Drusen instrumentalisiert

Um ihre Kontroll-, Besetzungs- und wahrscheinlich auch Annexionspläne in Syrien (»Großisrael«) umzusetzen, instrumentalisiert die israelische Regierung regelmäßig Minderheiten, die sie angeblich schützen will. Am Montag zeigte sich diese Strategie erneut im südlichen Gouvernement Suweida, wo sogenannte Sicherheitskräfte auf der Seite von Beduinen gegen die drusische Bevölkerung vorgingen und infolgedessen fast 100 Menschen getötet wurden. Die israelische Armee griff, wie bereits in der Vergangenheit geschehen, unter dem Vorwand, den Drusen beistehen zu müssen, ein und attackierte gepanzerte Fahrzeuge der Truppen Al-Scharaas.

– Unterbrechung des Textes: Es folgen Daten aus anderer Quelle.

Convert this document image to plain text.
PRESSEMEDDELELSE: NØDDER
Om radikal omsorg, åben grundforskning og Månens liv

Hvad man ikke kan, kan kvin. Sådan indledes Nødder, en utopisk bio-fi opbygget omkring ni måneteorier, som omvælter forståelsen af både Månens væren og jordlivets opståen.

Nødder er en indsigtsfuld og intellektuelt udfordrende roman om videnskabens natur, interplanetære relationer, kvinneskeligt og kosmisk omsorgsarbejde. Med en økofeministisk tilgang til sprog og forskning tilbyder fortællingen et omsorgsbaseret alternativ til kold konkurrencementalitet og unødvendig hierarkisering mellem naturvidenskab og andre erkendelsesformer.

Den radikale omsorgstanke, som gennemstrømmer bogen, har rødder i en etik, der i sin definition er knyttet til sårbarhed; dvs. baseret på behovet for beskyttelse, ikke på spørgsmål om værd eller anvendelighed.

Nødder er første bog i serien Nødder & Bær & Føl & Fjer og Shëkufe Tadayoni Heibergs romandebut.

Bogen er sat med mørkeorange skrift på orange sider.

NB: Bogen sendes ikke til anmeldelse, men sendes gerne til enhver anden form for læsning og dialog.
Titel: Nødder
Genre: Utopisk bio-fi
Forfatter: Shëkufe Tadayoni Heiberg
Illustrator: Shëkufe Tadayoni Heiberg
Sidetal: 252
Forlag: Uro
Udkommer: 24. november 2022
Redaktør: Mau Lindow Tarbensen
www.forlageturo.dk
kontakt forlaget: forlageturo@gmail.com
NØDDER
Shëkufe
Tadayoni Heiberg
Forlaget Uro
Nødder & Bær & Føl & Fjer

Zugleich fordert Tel Aviv eine »entmilitarisierte Zone« in den Provinzen Kuneitra, Deraa und Suweida, ein insgesamt 11.000 Quadratkilometer großes Gebiet, um dort ungestört als Besatzungsmacht fungieren zu können. Die drusische Führung sowie große Teile der drusischen Bevölkerung haben sich immer wieder gegen eine Einmischung Israels ausgesprochen. Als Premierminister Benjamin Netanjahu im März die Armee aufforderte, sich für die »Verteidigung« der Drusen im Damaszener Vorort Dscharamana bereitzuhalten, kam es dort zu spontanen Protesten gegen Israel. Die Drusen, die etwa drei Prozent der Bevölkerung ausmachen, hatten sich mehrheitlich mit der Regierung Assad arrangiert und begreifen sich als integralen Bestandteil Syriens. Den dschihadistischen Machthabern, die Minderheiten verfolgen, stehen sie mehr als misstrauisch gegenüber. Am Dienstag widerrief der religiöse Anführer der Drusen, Hikmat Al-Hidschri, laut Agenturmeldungen eine kurz vorher abgegebene Stellungnahme, in der das Vorgehen der HTS-Truppen in Suweida begrüßt wurde. Diese sei »unter Druck« zustande gekommen. In Wirklichkeit sehe sich die drusische Minderheit in Syrien mit einer »Kampagne zu ihrer Auslöschung« konfrontiert.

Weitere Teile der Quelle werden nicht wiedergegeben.